Doctor Kevin McCarthy returns from vacation, finds that his ex-girlfriend Becky is back in town and single again. This allows both of them to be reasonably smart characters and still not notice that their small town is being overrun by pod people, because they’re focused on each other. Eventually though, even Becky becomes a pod person (not entirely convincingly, after falling asleep for a few minutes in a mine) and Kevin ends up raving to passing motorists on a highway, nobody paying him any attention, finally screaming “they’re here already – you’re next” into camera.

At first McCarthy (oscar-nominated five years before for Death of a Salesman, would go on to appear in every Joe Dante movie) is so ignorant of the pod invasion, he seems to be helping it out. When little Jimmy is brought in shouting that his mom isn’t his mom, Kevin drugs him and sends him home, surely dooming Jimmy to pod replacement. He investigates but dismisses Becky’s cousin Virginia Christine (of both the Siegel and Siodmak versions of The Killers) who says her uncle Ira isn’t Ira, but catches on to the pattern, and finally his friends Jack (King Donovan of The Defiant Ones) and Teddy (Carolyn Jones, Morticia in The Addams Family) find Jack’s pod replacement just out on the pool table being formed, and they figure out the whole thing.

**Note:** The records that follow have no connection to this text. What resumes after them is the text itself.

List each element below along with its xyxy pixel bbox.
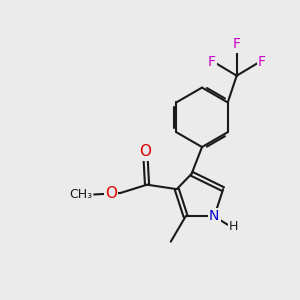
Text: H: H [228, 220, 238, 233]
Text: O: O [105, 185, 117, 200]
Text: F: F [207, 55, 215, 69]
Text: F: F [233, 38, 241, 52]
Text: F: F [258, 55, 266, 69]
Text: CH₃: CH₃ [70, 188, 93, 201]
Text: N: N [209, 209, 220, 224]
Text: O: O [140, 145, 152, 160]
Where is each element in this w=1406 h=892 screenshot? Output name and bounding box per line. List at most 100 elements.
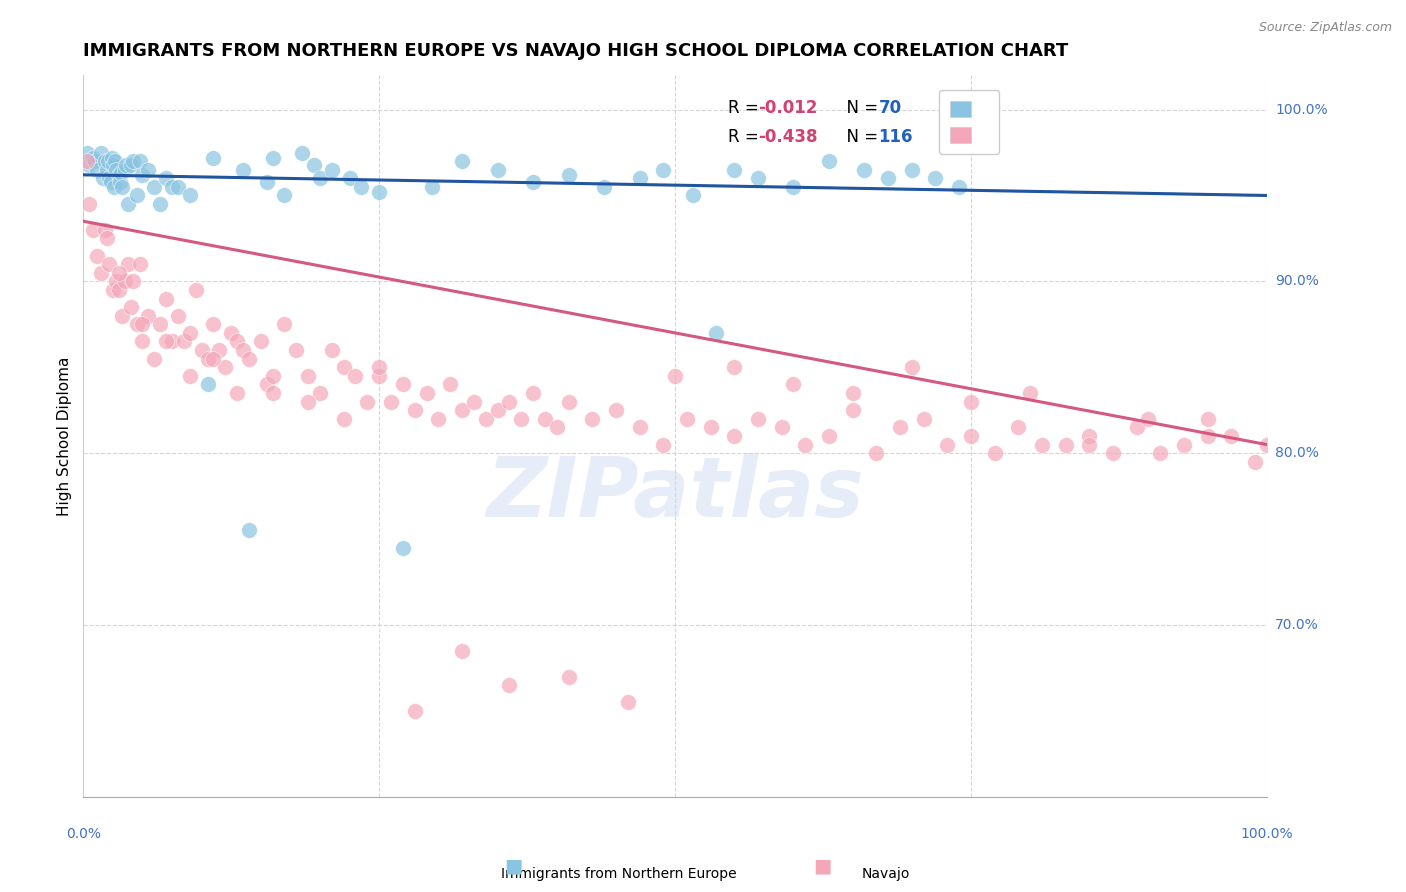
Point	[291, 145, 314, 160]
Point	[1054, 437, 1077, 451]
Text: R =: R =	[728, 128, 765, 145]
Point	[1125, 420, 1147, 434]
Point	[76, 154, 98, 169]
Y-axis label: High School Diploma: High School Diploma	[58, 356, 72, 516]
Point	[149, 318, 172, 332]
Point	[510, 412, 533, 426]
Point	[818, 154, 841, 169]
Point	[1019, 386, 1042, 401]
Point	[1137, 412, 1160, 426]
Point	[98, 171, 121, 186]
Point	[1007, 420, 1029, 434]
Point	[699, 420, 721, 434]
Point	[983, 446, 1005, 460]
Point	[122, 274, 145, 288]
Point	[173, 334, 195, 349]
Point	[82, 151, 104, 165]
Point	[415, 386, 437, 401]
Point	[90, 145, 112, 160]
Point	[706, 326, 728, 340]
Point	[404, 704, 426, 718]
Point	[138, 309, 160, 323]
Point	[262, 386, 284, 401]
Point	[214, 360, 236, 375]
Point	[1244, 455, 1267, 469]
Text: 116: 116	[879, 128, 912, 145]
Point	[422, 180, 444, 194]
Point	[900, 360, 922, 375]
Point	[652, 437, 675, 451]
Point	[392, 541, 415, 555]
Point	[1149, 446, 1171, 460]
Point	[960, 394, 983, 409]
Point	[143, 351, 166, 366]
Point	[93, 171, 115, 186]
Text: 100.0%: 100.0%	[1275, 103, 1327, 117]
Point	[841, 403, 863, 417]
Point	[605, 403, 627, 417]
Point	[108, 175, 131, 189]
Point	[197, 377, 219, 392]
Point	[889, 420, 911, 434]
Point	[368, 368, 391, 383]
Point	[184, 283, 207, 297]
Point	[723, 429, 745, 443]
Point	[794, 437, 817, 451]
Point	[120, 157, 142, 171]
Point	[110, 166, 132, 180]
Point	[131, 168, 153, 182]
Point	[111, 309, 134, 323]
Point	[155, 292, 177, 306]
Point	[912, 412, 935, 426]
Point	[202, 351, 225, 366]
Point	[256, 377, 278, 392]
Point	[557, 669, 579, 683]
Point	[115, 157, 138, 171]
Point	[676, 412, 699, 426]
Point	[321, 162, 343, 177]
Point	[202, 318, 225, 332]
Point	[208, 343, 231, 357]
Point	[877, 171, 900, 186]
Point	[1078, 437, 1101, 451]
Point	[96, 231, 118, 245]
Point	[628, 171, 651, 186]
Point	[129, 257, 152, 271]
Point	[616, 695, 638, 709]
Point	[262, 368, 284, 383]
Point	[770, 420, 793, 434]
Point	[250, 334, 273, 349]
Point	[90, 266, 112, 280]
Point	[356, 394, 378, 409]
Point	[179, 326, 201, 340]
Point	[557, 394, 579, 409]
Text: -0.438: -0.438	[758, 128, 817, 145]
Point	[129, 154, 152, 169]
Point	[1102, 446, 1125, 460]
Point	[238, 524, 260, 538]
Point	[404, 403, 426, 417]
Point	[114, 274, 136, 288]
Text: 100.0%: 100.0%	[1240, 827, 1294, 841]
Point	[167, 309, 190, 323]
Point	[82, 223, 104, 237]
Point	[302, 157, 325, 171]
Point	[463, 394, 485, 409]
Point	[202, 151, 225, 165]
Point	[451, 644, 474, 658]
Point	[948, 180, 970, 194]
Point	[900, 162, 922, 177]
Point	[309, 386, 332, 401]
Point	[96, 162, 118, 177]
Point	[1256, 437, 1278, 451]
Point	[107, 266, 129, 280]
Point	[1031, 437, 1053, 451]
Text: ZIPatlas: ZIPatlas	[486, 453, 863, 534]
Point	[76, 145, 98, 160]
Point	[723, 162, 745, 177]
Text: R =: R =	[728, 99, 765, 117]
Point	[232, 162, 254, 177]
Point	[93, 154, 115, 169]
Point	[486, 162, 509, 177]
Point	[117, 197, 139, 211]
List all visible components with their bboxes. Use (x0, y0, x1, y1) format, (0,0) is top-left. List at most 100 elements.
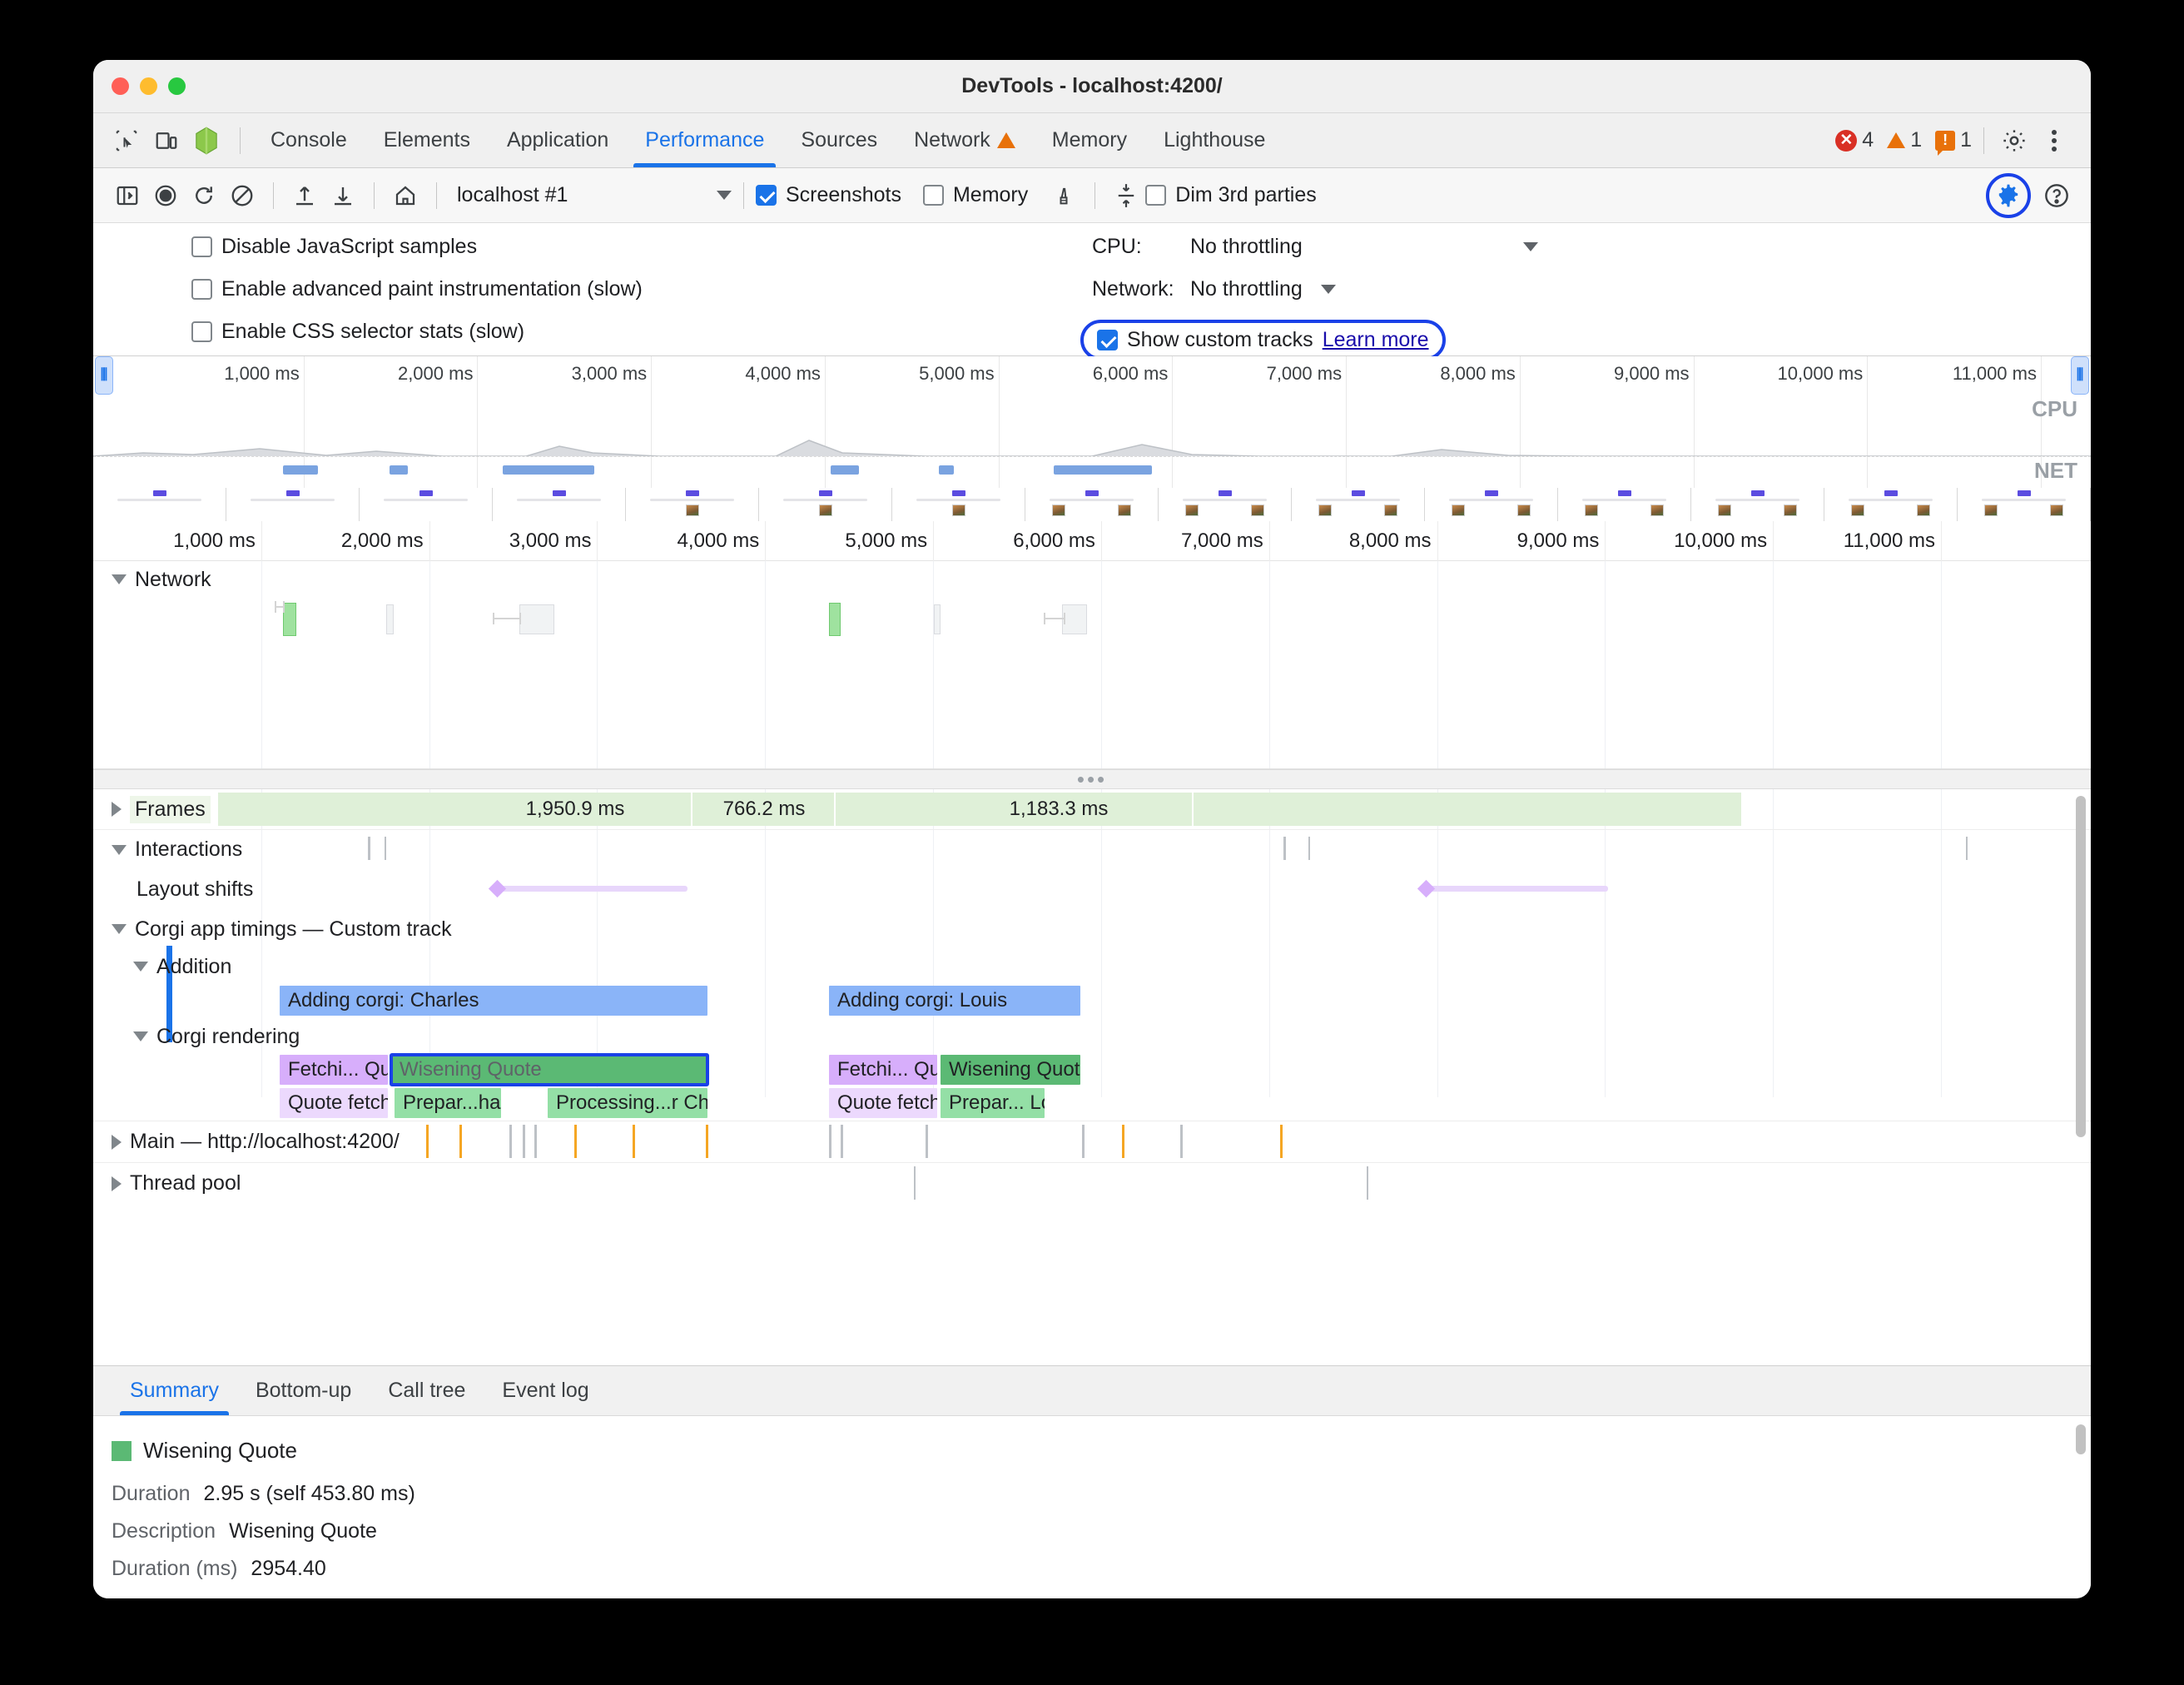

L-R: Becky, Jack, Teddy, Kevin:

Local psychiatrist Larry Gates (a cop in Underworld USA) works against them, was probably a pod person early on (or just a bad psychiatrist). Becky (Dana Wynter of Sink the Bismarck, The List of Adrian Messenger) follows along for the adventure after her dad becomes a pod and she finds her own pod waiting for her to fall asleep (wonder if this influenced Nightmare On Elm Street). Speaking of influences, it’s got the Shaun of the Dead scene where they try to act like pod people in order not to be noticed. Sam Peckinpah, still working his way towards directing, plays a gas man. It’s weird that between this and The Visitor I just watched two of the few movies with him as an actor.

Peckinpah:

Apparently scripted as a horror-comedy but the studio didn’t understand such a thing and ordered the jokes cut. Speaking of studio interference, a suspicious framing story has McCarthy telling his story to some doctors at the beginning, making the bulk of the movie a flashback, then some evidence leads them to believe him and take action at the end, so theoretically the world can be saved, though it’s clear the movie is supposed to end with him screaming impotently on the highway. Joe Dante obviously didn’t mind the bookend scenes, cast doctor Richard Deacon in Piranha. The other doctor, Whit Bissell, appeared in I Was a Teenage Werewolf and I Was a Teenage Frankenstein.